Nestlé SA (“Nestlé”) (XSWX:NESN, Financial) remains a solid long-term portfolio holding of the Fund. Nestlé, the world’s largest food and beverage company, is highly respected and does business in 189 countries around the world. In 2017, management underwent a transition to a new CEO who was tasked with accelerating Nestlé’s ongoing restructuring and portfolio review. New CEO Mark Schneider was the first outsider hired as Nestlé’s CEO since 1922, and we believe that this fresh perspective has benefitted shareholders. Under Mr. Schneider’s leadership, Nestlé has made opportunistic acquisitions, including the purchase of the exclusive rights to sell Starbucks-packaged coffees and teas around the world, and divestments including its U.S. confectionary business and Gerber Life Insurance business.

Nestlé has increased focused on its Health Sciences division, and believes that this business segment has the potential to surpass confectionary sales as consumers are increasingly focused on healthier choices. Products like Boost Nutrition beverages and Carnation Nutrition Drinks have become familiar in grocery stores, but many others, while not household names, serve an increasingly important, and growing, customer base. For cancer patients, it sells Resource Support Plus, a high-protein, high-calorie supplement specifically formulated for the increased nutritional needs of cancer/oncology patients. For the obese there’s Optifast, a line of shakes, soups, and snack bars intended to be taken under the supervision of a doctor. Some of the products are regulated as “medical foods” by the FDA.

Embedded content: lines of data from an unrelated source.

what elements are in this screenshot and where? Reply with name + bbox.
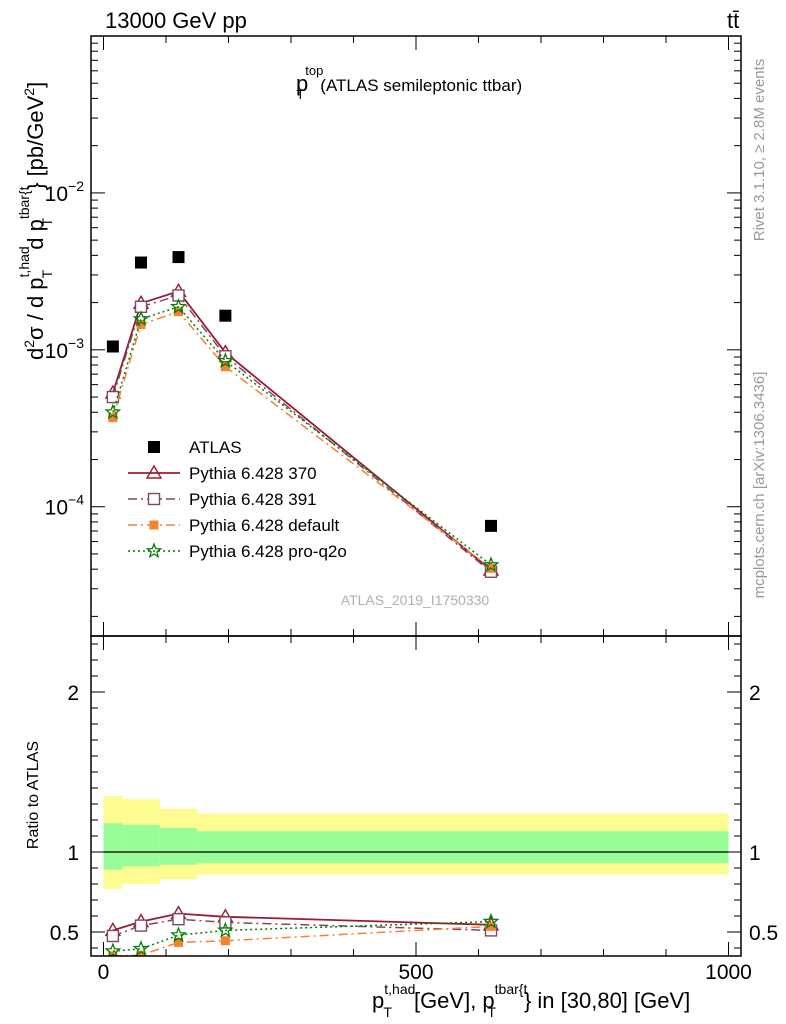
ratio-point: [216, 921, 234, 938]
legend-label: Pythia 6.428 default: [189, 516, 340, 535]
ratio-point: [134, 919, 148, 932]
y-tick-label-right: 2: [749, 682, 761, 705]
ratio-panel: 0 500 1000 0.5 0.5 1 1 2 2 Ratio to ATLAS: [25, 635, 778, 984]
y-tick-label-right: 0.5: [749, 922, 778, 945]
main-panel: 10−410−310−2 ptop T (ATLAS semileptonic tt…: [16, 35, 742, 637]
collision-label: 13000 GeV pp: [105, 8, 247, 33]
ratio-series-group: [104, 905, 500, 956]
x-tick-label: 500: [398, 961, 433, 984]
main-y-axis-title: d2σ / d pt,had Td ptbar{tT} [pb/GeV2]: [16, 82, 55, 360]
series-pythia-6-428-391: [106, 289, 498, 578]
process-label: tt̄: [727, 8, 739, 33]
data-point: [482, 556, 500, 573]
legend-marker: [147, 492, 161, 506]
uncertainty-band-inner: [122, 824, 160, 867]
ratio-point: [174, 937, 183, 947]
uncertainty-band-inner: [159, 828, 198, 865]
ratio-plot-area: [103, 796, 729, 956]
legend-marker: [149, 520, 159, 530]
data-point: [135, 256, 147, 269]
y-tick-label-right: 1: [749, 842, 761, 865]
legend-label: ATLAS: [189, 438, 242, 457]
x-tick-label: 0: [98, 961, 110, 984]
uncertainty-band-inner: [103, 823, 123, 870]
series-pythia-6-428-pro-q2o: [104, 298, 500, 573]
y-tick-exponent: −2: [68, 178, 84, 194]
ratio-y-axis-title: Ratio to ATLAS: [25, 741, 42, 849]
ratio-axis-ticks: 0 500 1000 0.5 0.5 1 1 2 2: [50, 636, 778, 984]
legend-marker: [145, 542, 163, 559]
ratio-point: [132, 940, 150, 956]
data-point: [108, 413, 118, 423]
ratio-frame: [90, 635, 742, 957]
y-tick-label-left: 0.5: [50, 922, 79, 945]
series-line-pythia-6-428-pro-q2o: [112, 305, 492, 566]
data-point: [170, 298, 187, 314]
y-tick-base: 10: [45, 340, 68, 363]
legend-entry-pythia-6-428-pro-q2o: Pythia 6.428 pro-q2o: [128, 542, 347, 561]
y-tick-exponent: −3: [68, 335, 84, 351]
ratio-point: [106, 929, 120, 943]
ratio-series-pythia-6-428-370: [104, 905, 500, 937]
legend-label: Pythia 6.428 391: [189, 490, 317, 509]
main-axis-ticks: 10−410−310−2: [45, 35, 741, 636]
main-plot-area: [104, 251, 500, 578]
series-atlas: [106, 251, 497, 532]
ratio-point: [104, 942, 122, 956]
data-point: [219, 309, 232, 322]
data-point: [132, 310, 150, 327]
ratio-point: [136, 950, 146, 956]
y-tick-base: 10: [45, 497, 68, 520]
ratio-point: [486, 921, 496, 931]
data-point: [219, 350, 232, 363]
legend-entry-pythia-6-428-default: Pythia 6.428 default: [128, 516, 340, 535]
ratio-line-pythia-6-428-391: [112, 918, 492, 937]
x-axis-title: pt,had T [GeV], ptbar{t T} in [30,80] [GeV]: [372, 981, 690, 1020]
analysis-watermark: ATLAS_2019_I1750330: [341, 592, 490, 608]
data-point: [104, 403, 122, 420]
legend: ATLAS Pythia 6.428 370 Pythia 6.428 391 Pyt…: [128, 438, 347, 561]
y-tick-base: 10: [45, 183, 68, 206]
y-tick-label-left: 1: [67, 842, 79, 865]
ratio-line-pythia-6-428-default: [112, 925, 492, 956]
data-point: [172, 251, 185, 264]
legend-entry-pythia-6-428-370: Pythia 6.428 370: [128, 464, 317, 483]
ratio-series-pythia-6-428-pro-q2o: [104, 912, 500, 956]
plot-title: ptop T (ATLAS semileptonic ttbar): [296, 63, 522, 102]
ratio-point: [482, 912, 500, 929]
legend-label: Pythia 6.428 pro-q2o: [189, 542, 347, 561]
ratio-point: [220, 936, 230, 946]
data-point: [485, 519, 497, 532]
y-tick-label-left: 2: [67, 682, 79, 705]
legend-entry-atlas: ATLAS: [148, 438, 242, 457]
data-point: [106, 340, 119, 353]
x-tick-label: 1000: [705, 961, 752, 984]
y-tick-exponent: −4: [68, 492, 84, 508]
mcplots-label: mcplots.cern.ch [arXiv:1306.3436]: [751, 372, 768, 599]
ratio-point: [170, 926, 187, 943]
rivet-version-label: Rivet 3.1.10, ≥ 2.8M events: [751, 59, 768, 242]
uncertainty-band-inner: [197, 831, 729, 864]
y-tick-label: 10−3: [45, 335, 85, 363]
legend-marker: [145, 464, 163, 479]
data-point: [136, 319, 146, 329]
y-tick-label: 10−4: [45, 492, 85, 520]
legend-entry-pythia-6-428-391: Pythia 6.428 391: [128, 490, 317, 509]
data-point: [216, 352, 234, 369]
legend-label: Pythia 6.428 370: [189, 464, 317, 483]
data-point: [174, 307, 183, 317]
data-point: [220, 362, 230, 372]
ratio-point: [172, 913, 185, 926]
y-tick-label: 10−2: [45, 178, 85, 206]
legend-marker: [148, 441, 160, 453]
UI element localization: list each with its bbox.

Nestlé’s pet care business, led by Purina, along with infant nutrition, coffee, and the previously mentioned Health Sciences business, continue to make significant contributions to the company’s organic growth. We believe all of these product lines help distinguish Nestlé from other well-known food and beverage companies – many of which are left with legacy brands that haven’t adapted over the years, and face dwindling sales. Combined with an ongoing commitment to returning capital to shareholders in the form of buybacks and a compelling dividend yield, we believe there continues to be many ways for Wintergreen shareholders to win by owning Nestlé.

We encourage you to read more about Wintergreen’s approach and to keep up to date with the latest Fund news at www.wintergreenfund.com.

Thank you for your continued investment in Wintergreen Fund (Trades, Portfolio).

Sincerely,

David J. Winters, CFA

Portfolio Manager

The views contained in this report are those of the Fund’s portfolio manager as of December 31, 2018, and may not reflect his views on the date this report is first published or anytime thereafter. The preceding examples of specific investments are included to illustrate the Fund’s investment process and strategy. There can be no assurance that such investments will remain represented in the Fund’s portfolios. Holdings and allocations are subject to risks and to change. The views described herein do not constitute investment advice, are not a guarantee of future performance, and are not intended as an offer or solicitation with respect to the purchase or sale of any security.